Lémures inanimados

Por Nizaleb Corzo.

Inflación. Los que formamos parte de la comúnmente llamada generación X, conocemos bien el término. Porque esa época no sólo se trató de revoluciones tecnológicas permanentes como pasar del blanco y negro al color en las pantallas de televisión, de lo alámbrico a lo inalámbrico en los controles… en fin. En México, el alza generalizada de precios fue el común denominador de las familias en ese lapso. Nunca sabíamos qué iba a pasar con la economía nuclear, siempre había que aprovechar las oportunidades. En Tuxtla, donde vivimos nosotros desde inicios de los años ochenta, era común que en las casas nos abasteciéramos con sacos de granos, azúcar y cajas de aceite para prevenir el desabasto que provocaba la escalada inflacionaria. De un día para otro los importes de los productos básicos se elevaban al doble y todo desaparecía en segundos de las tiendas. Era imposible planear eficientemente la economía en cualquier escala social o empresarial.
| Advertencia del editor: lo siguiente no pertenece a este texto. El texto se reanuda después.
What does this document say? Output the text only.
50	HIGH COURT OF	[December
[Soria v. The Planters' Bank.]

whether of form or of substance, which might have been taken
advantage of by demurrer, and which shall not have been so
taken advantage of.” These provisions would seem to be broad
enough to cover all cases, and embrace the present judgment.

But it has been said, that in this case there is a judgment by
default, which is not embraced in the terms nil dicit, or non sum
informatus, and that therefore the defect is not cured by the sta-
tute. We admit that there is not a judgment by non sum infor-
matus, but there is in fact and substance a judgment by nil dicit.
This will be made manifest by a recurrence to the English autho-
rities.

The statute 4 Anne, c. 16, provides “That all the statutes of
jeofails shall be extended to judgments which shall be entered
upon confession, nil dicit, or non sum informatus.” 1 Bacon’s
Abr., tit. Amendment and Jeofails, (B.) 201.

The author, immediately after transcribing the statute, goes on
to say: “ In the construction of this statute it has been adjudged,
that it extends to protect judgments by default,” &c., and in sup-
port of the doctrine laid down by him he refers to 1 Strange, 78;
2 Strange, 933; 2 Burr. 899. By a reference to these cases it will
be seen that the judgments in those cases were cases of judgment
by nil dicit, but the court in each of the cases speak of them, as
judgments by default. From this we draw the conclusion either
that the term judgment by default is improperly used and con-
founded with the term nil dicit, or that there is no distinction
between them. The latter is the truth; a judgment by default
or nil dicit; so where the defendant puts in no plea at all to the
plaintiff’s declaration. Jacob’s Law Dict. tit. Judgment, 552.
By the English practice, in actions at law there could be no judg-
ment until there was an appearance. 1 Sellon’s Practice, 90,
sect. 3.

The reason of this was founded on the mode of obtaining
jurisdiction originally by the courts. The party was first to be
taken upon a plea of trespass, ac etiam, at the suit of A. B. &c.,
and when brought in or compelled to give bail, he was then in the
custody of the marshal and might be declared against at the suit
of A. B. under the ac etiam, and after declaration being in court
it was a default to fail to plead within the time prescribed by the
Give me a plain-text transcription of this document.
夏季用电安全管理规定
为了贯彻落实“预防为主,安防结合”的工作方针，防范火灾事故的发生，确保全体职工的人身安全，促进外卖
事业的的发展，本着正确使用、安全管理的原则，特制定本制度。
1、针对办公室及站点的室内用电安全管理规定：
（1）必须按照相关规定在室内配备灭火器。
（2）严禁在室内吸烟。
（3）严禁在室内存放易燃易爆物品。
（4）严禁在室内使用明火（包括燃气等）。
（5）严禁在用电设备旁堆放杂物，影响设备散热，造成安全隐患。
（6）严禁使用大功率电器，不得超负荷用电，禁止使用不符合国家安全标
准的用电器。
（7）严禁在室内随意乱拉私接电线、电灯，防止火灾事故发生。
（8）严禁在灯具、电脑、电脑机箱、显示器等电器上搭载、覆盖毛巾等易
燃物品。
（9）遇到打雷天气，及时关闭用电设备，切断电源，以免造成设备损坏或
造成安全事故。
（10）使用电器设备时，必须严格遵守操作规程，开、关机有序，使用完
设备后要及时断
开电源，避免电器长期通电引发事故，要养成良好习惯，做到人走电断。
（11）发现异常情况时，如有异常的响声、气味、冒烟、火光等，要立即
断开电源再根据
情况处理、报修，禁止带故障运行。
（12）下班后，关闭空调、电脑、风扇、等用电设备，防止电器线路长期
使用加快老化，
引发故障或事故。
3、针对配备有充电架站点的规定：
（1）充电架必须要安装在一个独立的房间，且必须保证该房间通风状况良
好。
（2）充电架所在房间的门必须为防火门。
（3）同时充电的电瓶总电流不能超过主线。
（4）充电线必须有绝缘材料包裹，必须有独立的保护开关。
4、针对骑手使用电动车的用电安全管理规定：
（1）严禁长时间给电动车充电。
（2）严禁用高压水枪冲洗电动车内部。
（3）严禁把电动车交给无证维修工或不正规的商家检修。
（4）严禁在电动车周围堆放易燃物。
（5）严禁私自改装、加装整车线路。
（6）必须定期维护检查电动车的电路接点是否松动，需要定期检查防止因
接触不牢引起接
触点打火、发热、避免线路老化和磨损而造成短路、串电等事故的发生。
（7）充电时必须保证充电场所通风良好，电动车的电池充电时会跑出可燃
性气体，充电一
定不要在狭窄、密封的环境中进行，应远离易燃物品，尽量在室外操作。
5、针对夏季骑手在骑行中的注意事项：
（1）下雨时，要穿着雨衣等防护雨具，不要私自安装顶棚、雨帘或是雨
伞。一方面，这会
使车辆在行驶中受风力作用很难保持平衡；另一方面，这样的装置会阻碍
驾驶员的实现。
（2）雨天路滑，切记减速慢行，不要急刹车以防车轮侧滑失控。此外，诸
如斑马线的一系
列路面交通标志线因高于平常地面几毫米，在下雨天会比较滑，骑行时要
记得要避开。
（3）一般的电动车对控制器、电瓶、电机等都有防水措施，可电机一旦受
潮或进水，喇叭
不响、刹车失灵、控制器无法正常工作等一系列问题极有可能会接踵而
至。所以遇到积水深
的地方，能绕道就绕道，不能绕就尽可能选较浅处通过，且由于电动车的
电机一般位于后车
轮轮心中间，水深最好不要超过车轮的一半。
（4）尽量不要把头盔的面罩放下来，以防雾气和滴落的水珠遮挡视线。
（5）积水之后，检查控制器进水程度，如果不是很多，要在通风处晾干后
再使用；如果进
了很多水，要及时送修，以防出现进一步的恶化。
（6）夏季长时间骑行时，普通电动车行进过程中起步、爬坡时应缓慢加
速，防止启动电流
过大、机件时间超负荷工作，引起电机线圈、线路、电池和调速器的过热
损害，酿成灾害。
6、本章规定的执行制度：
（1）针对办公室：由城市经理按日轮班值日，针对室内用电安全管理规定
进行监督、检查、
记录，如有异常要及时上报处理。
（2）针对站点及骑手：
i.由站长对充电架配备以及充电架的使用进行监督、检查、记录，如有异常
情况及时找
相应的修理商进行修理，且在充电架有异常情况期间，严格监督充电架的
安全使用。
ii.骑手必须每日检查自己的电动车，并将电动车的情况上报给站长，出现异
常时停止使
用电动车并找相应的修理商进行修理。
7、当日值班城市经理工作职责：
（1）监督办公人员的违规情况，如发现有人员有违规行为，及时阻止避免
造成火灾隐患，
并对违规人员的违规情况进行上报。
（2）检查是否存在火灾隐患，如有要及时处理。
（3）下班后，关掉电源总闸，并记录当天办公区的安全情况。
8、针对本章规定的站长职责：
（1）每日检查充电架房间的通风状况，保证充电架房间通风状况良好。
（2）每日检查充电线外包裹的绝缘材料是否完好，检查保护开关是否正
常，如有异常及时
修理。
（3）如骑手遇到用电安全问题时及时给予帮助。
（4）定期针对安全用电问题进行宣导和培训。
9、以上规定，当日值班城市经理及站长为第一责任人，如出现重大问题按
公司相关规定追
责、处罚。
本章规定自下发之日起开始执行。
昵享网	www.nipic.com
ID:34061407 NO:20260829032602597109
Yo viví en carne propia el efecto. En aquellas épocas de mi niñez, mis padres eran muy estrictos con nuestra alimentación. Nos mandaban a la escuela siempre bien equipados en la lonchera, con puros alimentos sanos. De manera que no hacía falta formarse en la cooperativa del colegio para completar el refrigerio. Sobra mencionar que el licuado mañanero se componía de alrededor de 500 calorías –una mezcla de leche, plátano, chocolate y huevo-. ¡Suficiente para toda la mañana! 

Como muchos niños, la comida chatarra que vendían en la tienda escolar me resultaba muy atractiva. Un refresco de cola y unas frituras que antes eran representadas por un ratón  ahora es un tigre- costaban juntos, 6 pesos de los viejos. Ello me obligaba a ahorrar la aportación dominical que nos hacía mi papá más un peso adicional, durante una semana, para lograr comprar el anhelado paquete. Sin tener además que pasar por la aprobación parental que, seguro estaba, sería negativa para esos fines.

Así que junté, durante una semana, cada centavo que recibía de mis padres, o que me ganaba por alguna labor casera o del negocio familiar. Recuerdo haber llegado a la escuela ese viernes con el corazón palpitando de alegría. En mi bolso derecho del pantalón titilaban las monedas destinadas al suculento piscolabis prohibido. Las horas que pasaron desde mi llegada hasta que salimos al recreo pasaron lentas. Salí del salón con paso firme hasta la reja que separaba la muchedumbre de golosos y los anaqueles de la cooperativa. Como era pequeño, tuve que treparme por los barrotes hasta que mis bracitos alcanzaron el borde superior. –¡Una coca y unos chetos, por favor!-, pedí a la encargada como si se tratara de las acciones de una empresa en ascenso en el piso de remates.

Mis 6 pesos viejos estaban sujetos de mi mano, para evitar que cualquier centavo se cayera. Era difícil sostener toda esa morralla con mi pequeño puño. De pronto, volteó hacia mí la señora y me dice: -Son 6.50…- Con lágrimas en los ojos ví que los precios se habían incrementado ese mismo día. El paquete había subido 50 centavos y no había manera de cambiar eso. Eran precios controlados. No tenía acceso al crédito porque mis papás no avalaban esas transacciones. De hecho siempre daban instrucciones precisas de que no tomara nada de esa tienda, a menos que llevara dinero para comprar.

Así de cruel es el fantasma de la inflación. Es casi apocalíptico. En México se viven otros momentos. La especulación se lleva a cabo en otras divisas. A pesar de que la gente de a pie diga que los precios han aumentado y que las instituciones de este país esconden la verdad –a través de la manipulación de la información- al respecto del tema inflacionario, lo cierto es que no estamos ante ese riesgo, todavía. Como sí lo viven ahora otros, como los venezolanos. 

El riesgo siempre vivirá latente. Como esos virus que se creen erradicados y de pronto atacan sin piedad zonas vulnerables. El pacto tácito entre las tres esferas de la sociedad permite el equilibrio. Cada uno hace su trabajo. Espero que así sigan las condiciones en México. Que la amenaza de la escala inflacionaria no reavive su llama ante los embates internacionales por el incremento en los precios del dólar y la caída en los precios del petróleo en todo el mundo. 

Estoy seguro que nada pasará sino hasta después de julio de este año. Las elecciones también forman parte de la ecuación por el grado de dificultad que obsequian todos los temas en torno a la crisis. Y después de ello, las aguas de la política vovlerán a su calma y podremos ver las consecuencias futuras.

Espero no equivocarme. Tengo algunos antojos todavía qué apaciguar, pagos qué atender y apenas comienzo a juntar nuevamente los centavos.